THE SHATTERING: America in the 1960s
Author: Kevin Boyle
Publisher: WW Norton
Sixteen-year-old Elizabeth Eckford walked alone through the crowd of jeering whites. She hadn’t heard about the escorts assigned to the nine Black youngsters integrating Little Rock’s Central High School because her family had no telephone. So Elizabeth took the city bus, filed past the screeching adults, went up to the guardsmen who blocked her way with raised bayonets, turned around, returned to the bus stop, sat down and tried not to cry as the mob around her kept screaming. It was 1957 and Americans were about to plunge into the 1960s. A seemingly unified nation would confront its original sin, endure all kinds of vertiginous changes and never quite recover.
Kevin Boyle, a professor of history at Northwestern University, tells this story and many others in The Shattering, his luminous guide to a tumultuous decade — “a season of hope,” he writes, “and a season of blood.” Going back to one of the book’s cover photos, three dozen smiling neighbours pose on July 4, 1961, to celebrate the 38 flags they’ve hoisted over their bungalows on Chicago’s northwest side. It’s a snapshot from the time before: A simple era of patriotism and consensus. But not for everyone.
Not for African Americans pushing against white supremacy. In the South, they demanded simple things — the right to vote, play in the park, get care at the nearest hospital, attend a school whose roof didn’t leak. Mr Boyle emphasises both the implacable violence they met with and the media images that shocked so many. Birmingham’s snarling police dogs, leaping at young Black students, flashed onto the front pages of newspapers around the world. In the early days of television, NBC interrupted its programming with video of helmeted troopers, some on horseback, slamming their clubs into peaceful protesters in Selma. Those pictures changed the United States.
For starters, as Mr Boyle explains, they transformed both political parties. Democrats had traditionally defended enslavement and then segregation, but in the 1930s and 1940s Northern Black voters clambered into the party — Republicans were taking their votes for granted while Franklin Roosevelt’s New Deal offered help during the Great Depression. Democratic leaders frantically tried to hold together an improbable coalition of Southern segregationists and Northern civil rights activists — till the images streaming out of the South forced a moral reckoning. After Selma, President Lyndon Johnson bet everything on civil rights. This was, he insisted in a national address, nothing less than a test of America’s soul. Across the aisle, Republicans — long the party supportive of Black rights — grabbed the Southern votes that the Democrats were leaving behind. President Nixon, elected in 1968, honed the tactic to a fine art. No Democratic presidential candidate has won the white vote since.

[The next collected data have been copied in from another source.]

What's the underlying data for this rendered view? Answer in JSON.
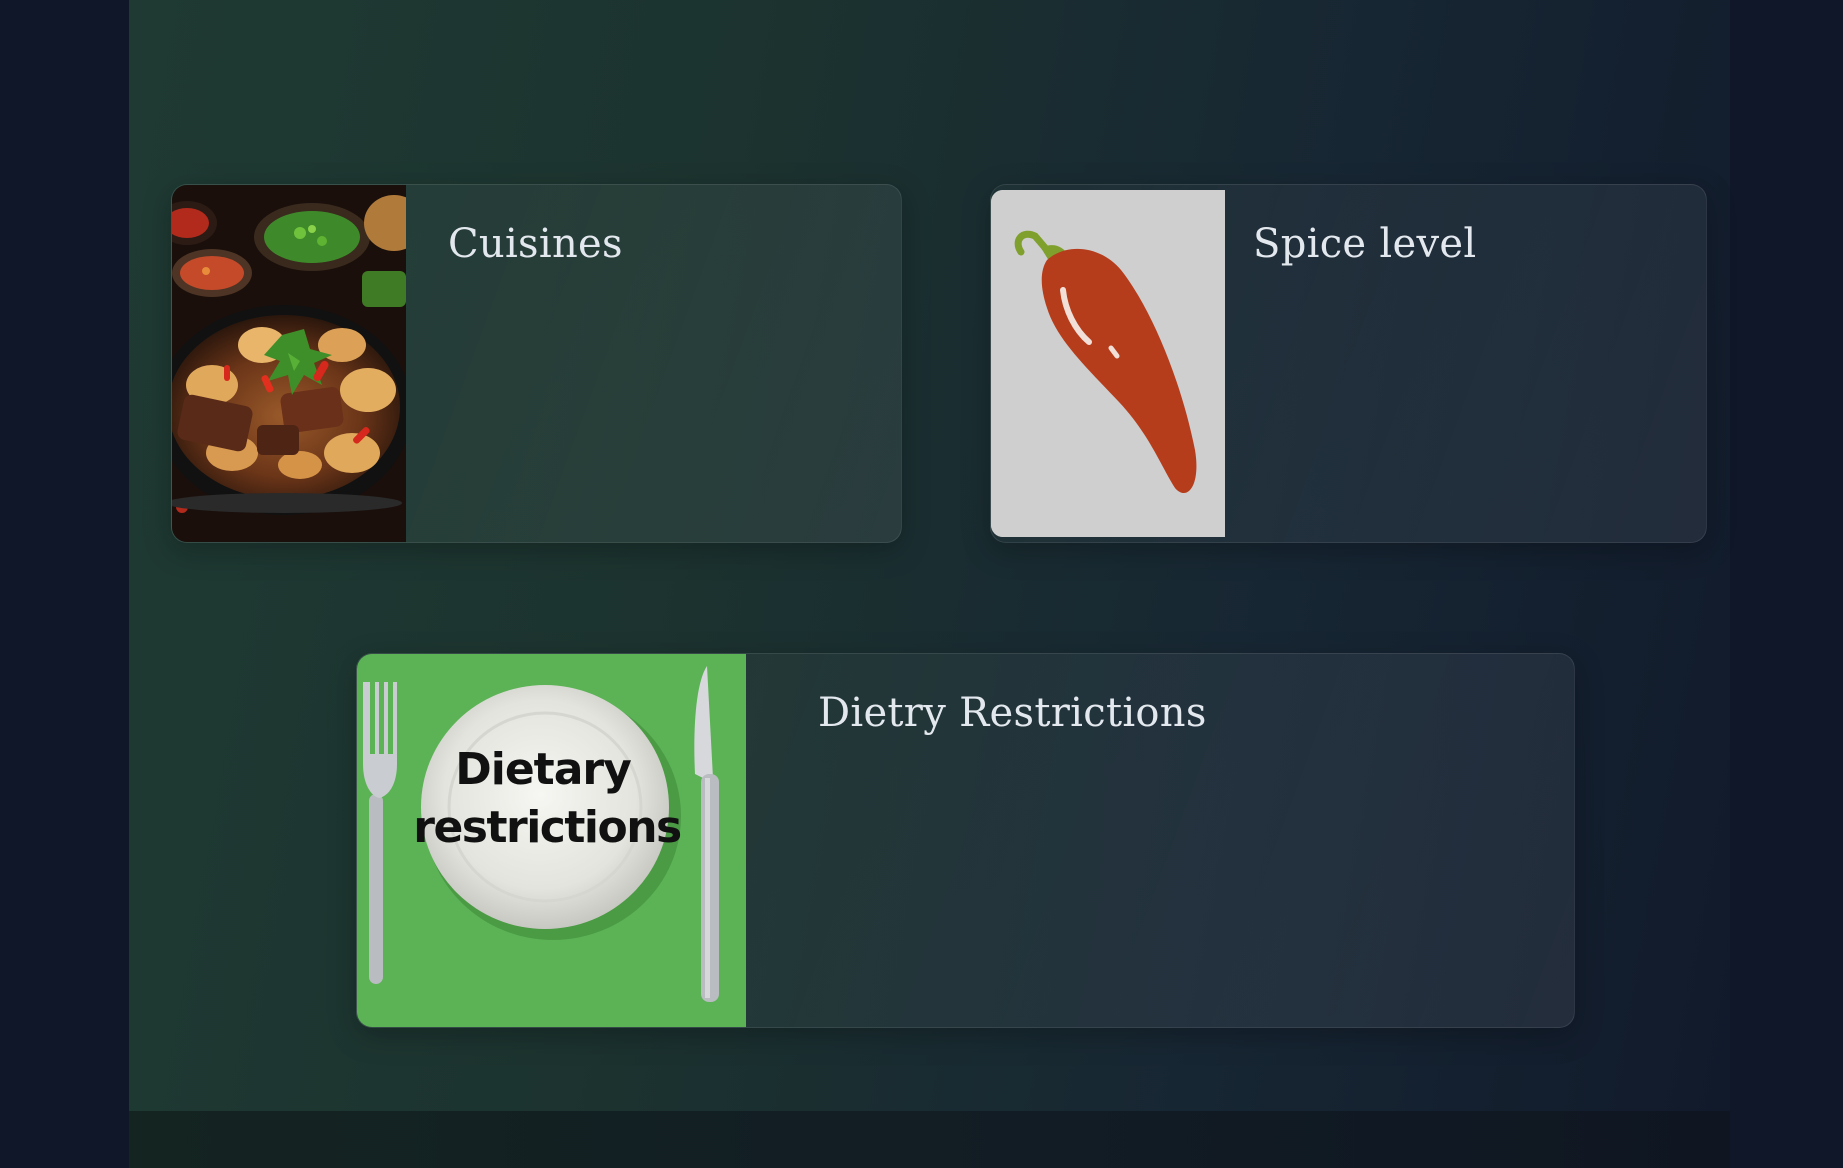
{
  "cards": [
    {
      "title": "Cuisines",
      "image": "asian-cuisine-photo"
    },
    {
      "title": "Spice level",
      "image": "chili-pepper-icon"
    },
    {
      "title": "Dietry Restrictions",
      "image": "dietary-restrictions-plate-photo",
      "image_text": "Dietary restrictions"
    }
  ],
  "colors": {
    "page_bg": "#0f1729",
    "panel_green": "#1f3a33",
    "panel_navy": "#111a2b",
    "title_text": "#e3e8ee",
    "chili_red": "#b63d1b",
    "chili_stem": "#7fa02c",
    "placemat_green": "#5cb356"
  }
}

Beyond the parties, Mr Boyle traces the racial reckoning as it coursed through the nation. Young African Americans in the North bristled at the Southern violence. Up north, they did not face legal segregation, but they were jammed into congested neighbourhoods, pushed into marginal jobs and always at risk of violence. Violence begot violence, south and north, until Martin Luther King Jr.’s horrific murder.
Mr Boyle twines this story of racial revolution with two others. First, the rise of a sprawling military. He portrays four presidents — Harry Truman, Dwight Eisenhower, John Kennedy and Lyndon Johnson — flailing to get control of what Eisenhower had called the military-industrial complex. College campuses increasingly raged against the government as it blundered into an Asian war that seemed unwinnable.
Second, a sexual revolution had taken hold in the country. Magazines like Playboy were bringing sexuality out of the shadows. And then Estelle Griswold challenged Connecticut’s ban on birth control devices. In 1965, the Supreme Court, balancing the rights of married couples against Victorian-era moral codes, found a right to privacy in the penumbra of the Bill of Rights.
The Shattering wears its scholarship lightly. The book traces each of its themes to a different finale. Racial reform seemed to drift to a dead end when Nixon’s Supreme Court appointees limited school busing. Northern whites were fine with racial equality until it impinged on their own privileges. Dreams of racial justice would have to await future generations.
The peace movement petered out, too. Nixon succeeded in diffusing antiwar politics while troubling questions about the military-industrial complex slipped entirely from sight. In contrast, the era’s sexual politics ended with Roe v. Wade. A terrific hullabaloo — over abortion, gay rights, morality and the nature of sexuality — was about to burst onto the American scene.
The Shattering begins with middle-class Americans proudly waving their flags. But along the way something vital did indeed shatter. White Americans were forced to confront the injustices perpetrated in their name, both at home and abroad. Those flags would continue to fly over Chicago for a few more years, but they would never mean quite the same thing.